Za legalizacją zioła jestem z dwóch powodów. Po pierwsze, państwo skutecznie ośmiesza się, bawiąc się w policjantów i złodziei ze swoimi obywatelami z tak trywialnego powodu. Doprawdy nie powinno się powagi państwa narażać na szwank z powodu niewinnego zielska, które i tak wszyscy mają.
Po drugie, legalizacja otworzyłaby dostęp grupie najbardziej potrzebującej, a mało przedsiębiorczej. Tym, którzy sami nie znajdą dilera, a nie mają już dzieci w wieku szkolnym. Mianowicie emerytom. Nie ma chyba smutniejszej grupy w naszym społeczeństwie. Oszukani przez poprzedni system, który ukradł im życie, wyrzuceni na margines przez obecną erę żywiołowej konsumpcji. Drepczący bezradnie do rejonowych przychodni, żeby poskarżyć się zniecierpliwionemu lekarzowi pierwszego kontaktu na prawdziwe, lub częściej urojone, dolegliwości. Wmawianie sobie chorób bardzo często maskuje prawdziwą przyczynę stanu zdrowia, czyli depresję, do której wciąż u nas jakoś wstyd się przyznawać, bo kto to widział, panie, żeby po psychiatrach chodzić? Co innego kardiolog, to każdy zrozumie, że serce boli.
Obrażeni na dzieci, które nie spełniły pokładanych w nich nadziei, rozgoryczeni spadkiem sił i brakiem środków. Żadną miarą niezdolni nadążyć za zmieniającym z dnia na dzień światem. Na rozwijanie pasji i zainteresowań dawniej nie mieli czasu, zajęci staniem w socjalistycznych kolejkach po wszystko. Teraz jest mnóstwo ciekawych propozycji, ale skierowanych głównie do młodych i sprawnych.

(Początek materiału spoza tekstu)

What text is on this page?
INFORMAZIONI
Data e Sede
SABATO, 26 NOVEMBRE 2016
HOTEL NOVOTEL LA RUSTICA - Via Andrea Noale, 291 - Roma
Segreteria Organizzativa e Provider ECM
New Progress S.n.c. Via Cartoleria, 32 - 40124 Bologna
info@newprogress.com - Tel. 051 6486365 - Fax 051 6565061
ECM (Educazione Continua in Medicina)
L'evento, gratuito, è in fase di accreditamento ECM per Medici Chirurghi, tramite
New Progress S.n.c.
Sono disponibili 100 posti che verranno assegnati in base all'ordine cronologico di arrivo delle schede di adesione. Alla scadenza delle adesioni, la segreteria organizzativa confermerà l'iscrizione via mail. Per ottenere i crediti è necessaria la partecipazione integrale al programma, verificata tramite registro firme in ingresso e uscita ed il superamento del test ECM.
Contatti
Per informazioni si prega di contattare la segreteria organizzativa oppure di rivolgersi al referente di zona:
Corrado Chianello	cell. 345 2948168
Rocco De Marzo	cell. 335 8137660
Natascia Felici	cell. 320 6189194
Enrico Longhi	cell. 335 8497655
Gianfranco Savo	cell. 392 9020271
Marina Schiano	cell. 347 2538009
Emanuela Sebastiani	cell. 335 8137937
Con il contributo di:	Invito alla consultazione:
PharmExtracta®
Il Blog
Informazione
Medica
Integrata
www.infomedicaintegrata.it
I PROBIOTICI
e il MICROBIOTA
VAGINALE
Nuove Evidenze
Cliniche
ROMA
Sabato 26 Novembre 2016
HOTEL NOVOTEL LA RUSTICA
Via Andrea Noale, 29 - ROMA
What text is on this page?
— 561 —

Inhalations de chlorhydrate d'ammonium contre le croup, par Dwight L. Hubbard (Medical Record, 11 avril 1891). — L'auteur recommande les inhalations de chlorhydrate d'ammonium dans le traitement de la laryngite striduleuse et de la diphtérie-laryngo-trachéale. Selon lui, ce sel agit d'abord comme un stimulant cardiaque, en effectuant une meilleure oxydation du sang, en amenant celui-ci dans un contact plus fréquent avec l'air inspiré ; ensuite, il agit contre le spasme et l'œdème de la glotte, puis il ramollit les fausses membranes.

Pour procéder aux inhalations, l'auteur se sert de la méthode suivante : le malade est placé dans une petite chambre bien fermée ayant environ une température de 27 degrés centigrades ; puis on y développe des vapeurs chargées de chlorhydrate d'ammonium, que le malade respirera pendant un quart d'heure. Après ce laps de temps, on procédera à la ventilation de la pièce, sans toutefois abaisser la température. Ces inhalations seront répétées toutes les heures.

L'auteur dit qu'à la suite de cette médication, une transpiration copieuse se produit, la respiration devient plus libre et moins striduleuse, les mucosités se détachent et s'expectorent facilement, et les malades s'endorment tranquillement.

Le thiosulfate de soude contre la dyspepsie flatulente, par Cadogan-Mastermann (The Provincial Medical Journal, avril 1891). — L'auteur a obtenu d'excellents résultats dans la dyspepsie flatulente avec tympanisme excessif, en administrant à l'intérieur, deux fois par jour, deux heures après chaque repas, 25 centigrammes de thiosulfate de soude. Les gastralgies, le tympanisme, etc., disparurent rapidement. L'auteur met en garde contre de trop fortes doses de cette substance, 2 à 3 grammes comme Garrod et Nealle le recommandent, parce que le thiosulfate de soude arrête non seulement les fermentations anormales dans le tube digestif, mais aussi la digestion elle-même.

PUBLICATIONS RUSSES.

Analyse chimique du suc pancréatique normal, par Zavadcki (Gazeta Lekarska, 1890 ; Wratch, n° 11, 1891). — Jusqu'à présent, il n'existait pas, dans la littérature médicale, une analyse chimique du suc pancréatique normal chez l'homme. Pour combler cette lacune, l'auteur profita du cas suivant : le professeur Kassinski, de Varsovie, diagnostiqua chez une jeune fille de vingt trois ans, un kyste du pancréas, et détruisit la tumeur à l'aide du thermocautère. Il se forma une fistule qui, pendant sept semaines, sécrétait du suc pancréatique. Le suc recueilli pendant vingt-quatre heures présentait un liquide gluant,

Więc niechby sobie staruszkowie przynajmniej zapalili. Czy to nie byłoby miłe, zamiast twarzy smutnych i zaciętych, oglądać oblicza wprawdzie pomarszczone, ale uśmiechnięte? Może nawet pod wpływem trawki ubraliby się jakoś inaczej niż w, obowiązującym w Polsce, stylu kościółkowo-trumiennym? Jakieś różowe ogrodniczki, koronkowe kapelusze, zamiast wiecznych czerni i szarości? W żaden nałóg już raczej nie zdążą wpaść, a ziółko złagodzi psychiczne i somatyczne dolegliwości. W sumie to ja bym była za uchwaleniem dodatku do emerytury w postaci woreczka ziela, tak jak kiedyś emerytowani górnicy dostawali deputat węglowy. Myślę, że to najlepszy i najszybszy sposób na skrócenie kolejek do lekarzy, na jaki nas stać. Fajnie byłoby gdyby nasi emeryci przypominali tego gościa dojącego żyrafę w reklamie cukierków Skittles.
Powinniśmy wymusić wprowadzenie takiego prawa, bo za parę lat, kiedy odbierzemy z zusu-u własne emerytury, szybki i łatwy dostęp do zioła bardzo nam się przyda. Skubnij tęczy.